3年ぶりの開催となった19日の党首討論(国会内)
23日が会期末の今国会は自民党派閥の裏金事件を受けた「政治とカネ」の問題に焦点があたり、人口減や危機下の国防などといった国家的課題をめぐる政策論争が深まらなかった。「言論の府」に恥じない国会改革は急務である。

停滞する国会改革の象徴が党首討論だ。審議活性化を目的に英国議会にならって2000年に正式導入した。近年は途絶えがちで、19日の開催は3年ぶりだった。

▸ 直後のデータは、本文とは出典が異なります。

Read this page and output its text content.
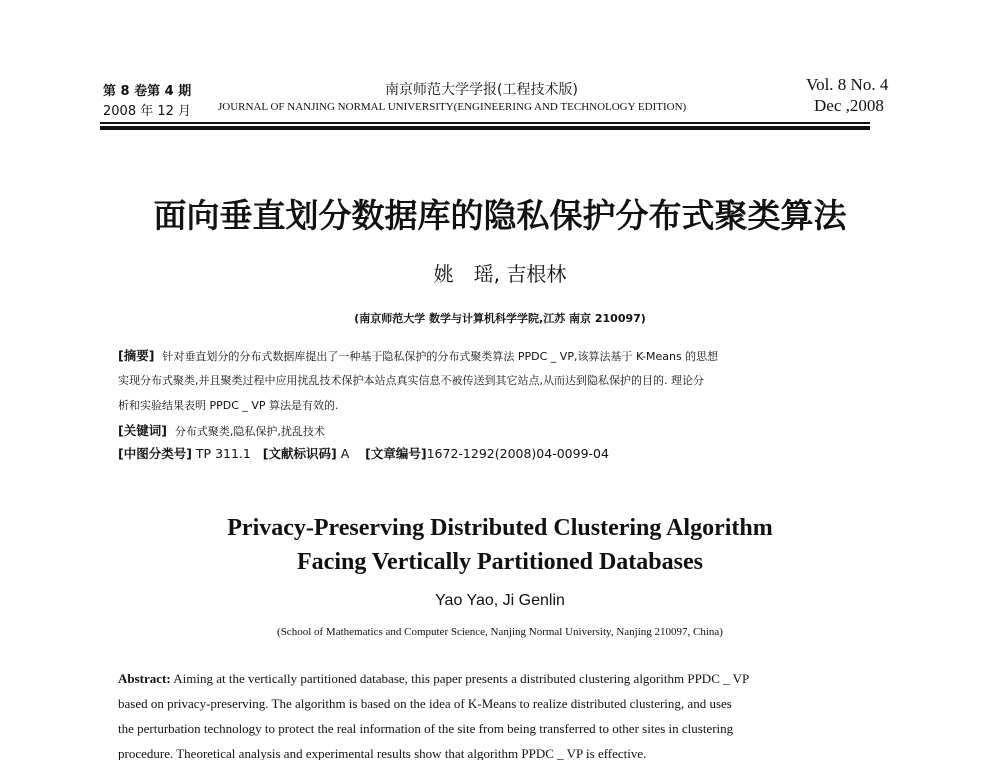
第 8 卷第 4 期
2008 年 12 月
南京师范大学学报(工程技术版)
JOURNAL OF NANJING NORMAL UNIVERSITY(ENGINEERING AND TECHNOLOGY EDITION)
Vol. 8 No. 4
Dec ,2008
面向垂直划分数据库的隐私保护分布式聚类算法
姚　瑶, 吉根林
(南京师范大学 数学与计算机科学学院,江苏 南京 210097)
[摘要] 针对垂直划分的分布式数据库提出了一种基于隐私保护的分布式聚类算法 PPDC _ VP,该算法基于 K-Means 的思想
实现分布式聚类,并且聚类过程中应用扰乱技术保护本站点真实信息不被传送到其它站点,从而达到隐私保护的目的. 理论分
析和实验结果表明 PPDC _ VP 算法是有效的.
[关键词] 分布式聚类,隐私保护,扰乱技术
[中图分类号] TP 311.1 [文献标识码] A [文章编号]1672-1292(2008)04-0099-04
Privacy-Preserving Distributed Clustering Algorithm
Facing Vertically Partitioned Databases
Yao Yao, Ji Genlin
(School of Mathematics and Computer Science, Nanjing Normal University, Nanjing 210097, China)
Abstract: Aiming at the vertically partitioned database, this paper presents a distributed clustering algorithm PPDC _ VP
based on privacy-preserving. The algorithm is based on the idea of K-Means to realize distributed clustering, and uses
the perturbation technology to protect the real information of the site from being transferred to other sites in clustering
procedure. Theoretical analysis and experimental results show that algorithm PPDC _ VP is effective.
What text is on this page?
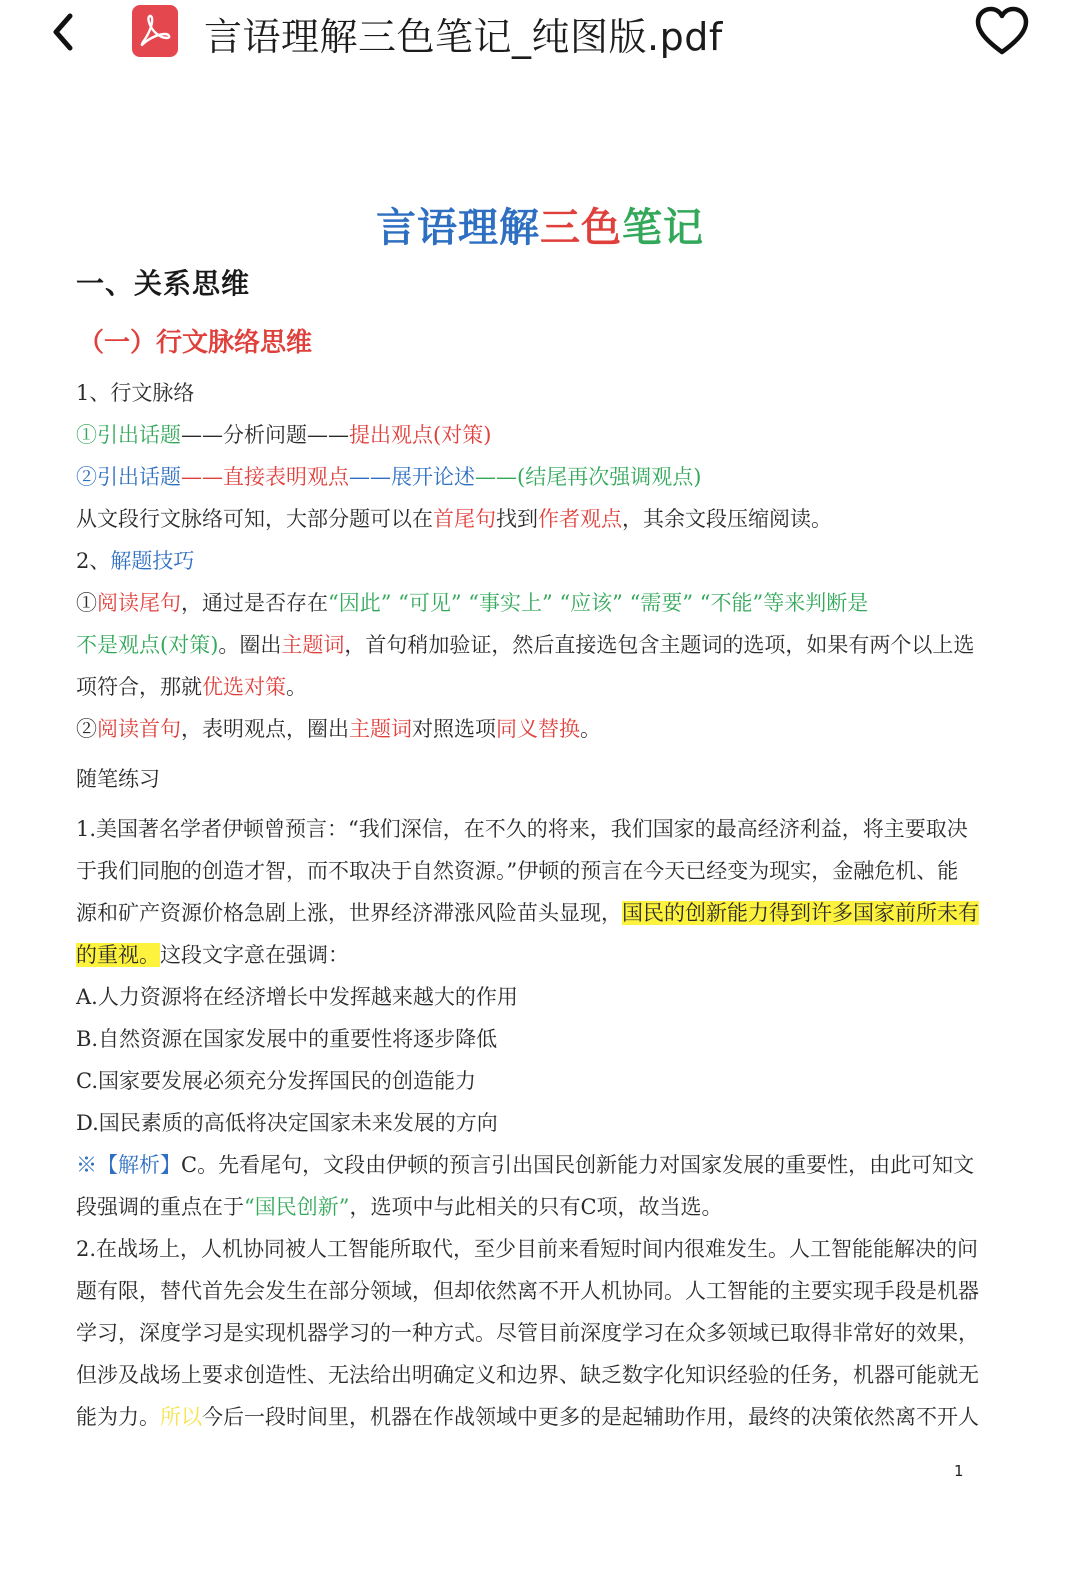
言语理解三色笔记_纯图版.pdf
言语理解三色笔记
一、关系思维
（一）行文脉络思维
1、行文脉络
①引出话题——分析问题——提出观点(对策)
②引出话题——直接表明观点——展开论述——(结尾再次强调观点)
从文段行文脉络可知，大部分题可以在首尾句找到作者观点，其余文段压缩阅读。
2、解题技巧
①阅读尾句，通过是否存在“因此” “可见” “事实上” “应该” “需要” “不能”等来判断是
不是观点(对策)。圈出主题词，首句稍加验证，然后直接选包含主题词的选项，如果有两个以上选
项符合，那就优选对策。
②阅读首句，表明观点，圈出主题词对照选项同义替换。
随笔练习
1.美国著名学者伊顿曾预言：“我们深信，在不久的将来，我们国家的最高经济利益，将主要取决
于我们同胞的创造才智，而不取决于自然资源。”伊顿的预言在今天已经变为现实，金融危机、能
源和矿产资源价格急剧上涨，世界经济滞涨风险苗头显现，国民的创新能力得到许多国家前所未有
的重视。这段文字意在强调：
A.人力资源将在经济增长中发挥越来越大的作用
B.自然资源在国家发展中的重要性将逐步降低
C.国家要发展必须充分发挥国民的创造能力
D.国民素质的高低将决定国家未来发展的方向
※【解析】C。先看尾句，文段由伊顿的预言引出国民创新能力对国家发展的重要性，由此可知文
段强调的重点在于“国民创新”，选项中与此相关的只有C项，故当选。
2.在战场上，人机协同被人工智能所取代，至少目前来看短时间内很难发生。人工智能能解决的问
题有限，替代首先会发生在部分领域，但却依然离不开人机协同。人工智能的主要实现手段是机器
学习，深度学习是实现机器学习的一种方式。尽管目前深度学习在众多领域已取得非常好的效果，
但涉及战场上要求创造性、无法给出明确定义和边界、缺乏数字化知识经验的任务，机器可能就无
能为力。所以今后一段时间里，机器在作战领域中更多的是起辅助作用，最终的决策依然离不开人
1
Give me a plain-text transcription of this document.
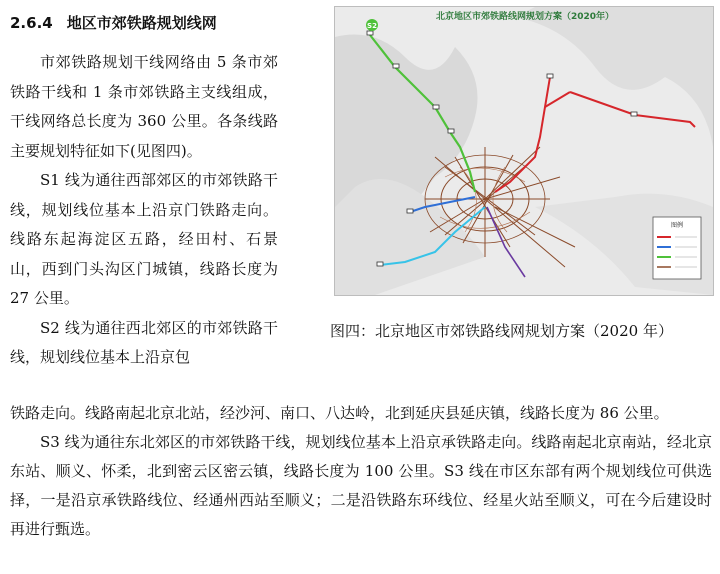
2.6.4 地区市郊铁路规划线网

市郊铁路规划干线网络由 5 条市郊铁路干线和 1 条市郊铁路主支线组成，干线网络总长度为 360 公里。各条线路主要规划特征如下(见图四)。

S1 线为通往西部郊区的市郊铁路干线，规划线位基本上沿京门铁路走向。线路东起海淀区五路，经田村、石景山，西到门头沟区门城镇，线路长度为 27 公里。

S2 线为通往西北郊区的市郊铁路干线，规划线位基本上沿京包

铁路走向。线路南起北京北站，经沙河、南口、八达岭，北到延庆县延庆镇，线路长度为 86 公里。

S3 线为通往东北郊区的市郊铁路干线，规划线位基本上沿京承铁路走向。线路南起北京南站，经北京东站、顺义、怀柔，北到密云区密云镇，线路长度为 100 公里。S3 线在市区东部有两个规划线位可供选择，一是沿京承铁路线位、经通州西站至顺义；二是沿铁路东环线位、经星火站至顺义，可在今后建设时再进行甄选。

北京地区市郊铁路线网规划方案（2020年）
S2
图例
图四：北京地区市郊铁路线网规划方案（2020 年）
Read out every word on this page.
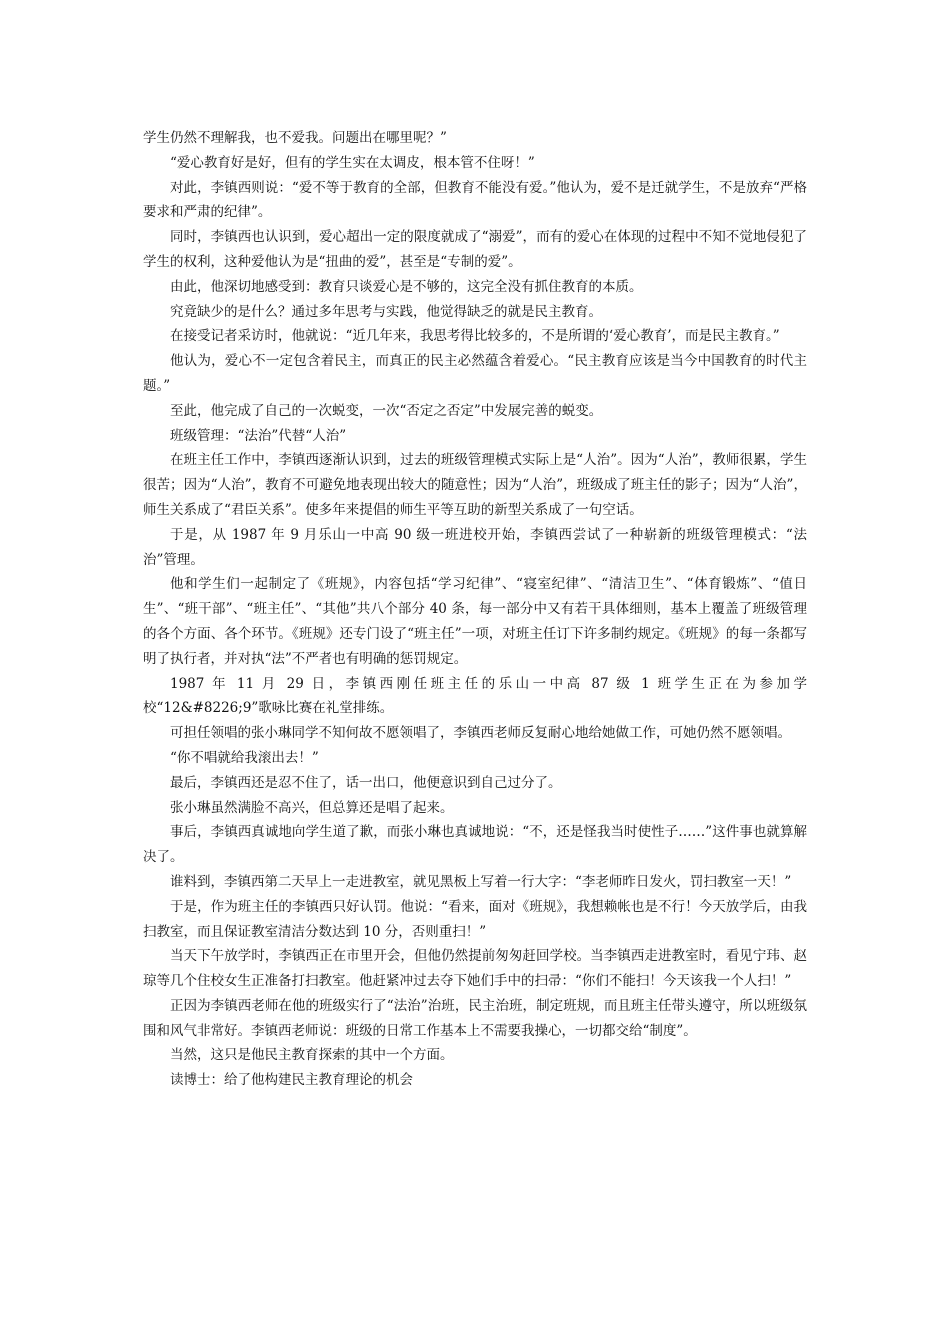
学生仍然不理解我，也不爱我。问题出在哪里呢？”

“爱心教育好是好，但有的学生实在太调皮，根本管不住呀！”

对此，李镇西则说：“爱不等于教育的全部，但教育不能没有爱。”他认为，爱不是迁就学生，不是放弃“严格要求和严肃的纪律”。

同时，李镇西也认识到，爱心超出一定的限度就成了“溺爱”，而有的爱心在体现的过程中不知不觉地侵犯了学生的权利，这种爱他认为是“扭曲的爱”，甚至是“专制的爱”。

由此，他深切地感受到：教育只谈爱心是不够的，这完全没有抓住教育的本质。

究竟缺少的是什么？通过多年思考与实践，他觉得缺乏的就是民主教育。

在接受记者采访时，他就说：“近几年来，我思考得比较多的，不是所谓的‘爱心教育’，而是民主教育。”

他认为，爱心不一定包含着民主，而真正的民主必然蕴含着爱心。“民主教育应该是当今中国教育的时代主题。”

至此，他完成了自己的一次蜕变，一次“否定之否定”中发展完善的蜕变。

班级管理：“法治”代替“人治”

在班主任工作中，李镇西逐渐认识到，过去的班级管理模式实际上是“人治”。因为“人治”，教师很累，学生很苦；因为“人治”，教育不可避免地表现出较大的随意性；因为“人治”，班级成了班主任的影子；因为“人治”，师生关系成了“君臣关系”。使多年来提倡的师生平等互助的新型关系成了一句空话。

于是，从 1987 年 9 月乐山一中高 90 级一班进校开始，李镇西尝试了一种崭新的班级管理模式：“法治”管理。

他和学生们一起制定了《班规》，内容包括“学习纪律”、“寝室纪律”、“清洁卫生”、“体育锻炼”、“值日生”、“班干部”、“班主任”、“其他”共八个部分 40 条，每一部分中又有若干具体细则，基本上覆盖了班级管理的各个方面、各个环节。《班规》还专门设了“班主任”一项，对班主任订下许多制约规定。《班规》的每一条都写明了执行者，并对执“法”不严者也有明确的惩罚规定。

1987 年 11 月 29 日，李镇西刚任班主任的乐山一中高 87 级 1 班学生正在为参加学校“12&#8226;9”歌咏比赛在礼堂排练。

可担任领唱的张小琳同学不知何故不愿领唱了，李镇西老师反复耐心地给她做工作，可她仍然不愿领唱。

“你不唱就给我滚出去！”

最后，李镇西还是忍不住了，话一出口，他便意识到自己过分了。

张小琳虽然满脸不高兴，但总算还是唱了起来。

事后，李镇西真诚地向学生道了歉，而张小琳也真诚地说：“不，还是怪我当时使性子……”这件事也就算解决了。

谁料到，李镇西第二天早上一走进教室，就见黑板上写着一行大字：“李老师昨日发火，罚扫教室一天！”

于是，作为班主任的李镇西只好认罚。他说：“看来，面对《班规》，我想赖帐也是不行！今天放学后，由我扫教室，而且保证教室清洁分数达到 10 分，否则重扫！”

当天下午放学时，李镇西正在市里开会，但他仍然提前匆匆赶回学校。当李镇西走进教室时，看见宁玮、赵琼等几个住校女生正准备打扫教室。他赶紧冲过去夺下她们手中的扫帚：“你们不能扫！今天该我一个人扫！”

正因为李镇西老师在他的班级实行了“法治”治班，民主治班，制定班规，而且班主任带头遵守，所以班级氛围和风气非常好。李镇西老师说：班级的日常工作基本上不需要我操心，一切都交给“制度”。

当然，这只是他民主教育探索的其中一个方面。

读博士：给了他构建民主教育理论的机会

討論の内容も、首相と野党党首が国家の基本政策などで骨太の議論を戦わせるとの触れ込みからはほど遠い。例えば社会保障制度改革やエネルギー戦略などで財政措置も含めた国家像をぶつけあう光景はほぼ見られない。

首相が答弁資料に頼らず、自らの考えを示して野党党首と競い合う狙いだったはずだ。今回、立憲民主党共産党が選択的夫婦別姓の導入を迫ったが、岸田文雄首相は様々な角度から議論する必要があるといった紋切り型の発言にとどまったのは残念である。

野党も反省が要る。質疑時間が短く首相が反論できる党首討論は敬遠しがちで、政権を追及しやすい予算委員会の集中審議を求める傾向が強い。野党の数が多いため質疑時間を計45分から延ばすほか、開催頻度を増やして質問を交代制にしたり、テーマごとに討論したりする工夫も必要になろう。

今月開かれた英総選挙の党首討論では、首相と最大野党の間で気候変動対策やエネルギー安全保障、不法移民、国民負担といった国政課題で論戦が交わされた。

欧米に比べて日本は首相や閣僚が国会に張り付く時間が長く、衆参で似た質問を繰り返す場面もめだつ。官僚の長時間労働を是正しようと国会で合意した速やかな質問通告への努力も実態はあまり変わっていないとの指摘がある。

副大臣政務官が十分に機能しているとは言い難い。行政の監視機能は大事だが、延々と不祥事の追及を繰り返しているのは立法府の本来の姿ではないはずだ。

今国会は一方で、経済安全保障に関する情報保全制度や、自衛隊の各部隊を一元的に指揮する組織をつくる法律の採決で立憲民主党などの野党も賛成に回った。是々非々の姿勢は評価できる。

国会議員は全国民の代表として国政を審議する重い責務を負う。難題から逃げていれば国民の信頼を取り戻せない。前例踏襲が際だつ国会審議の改革は第一歩だ。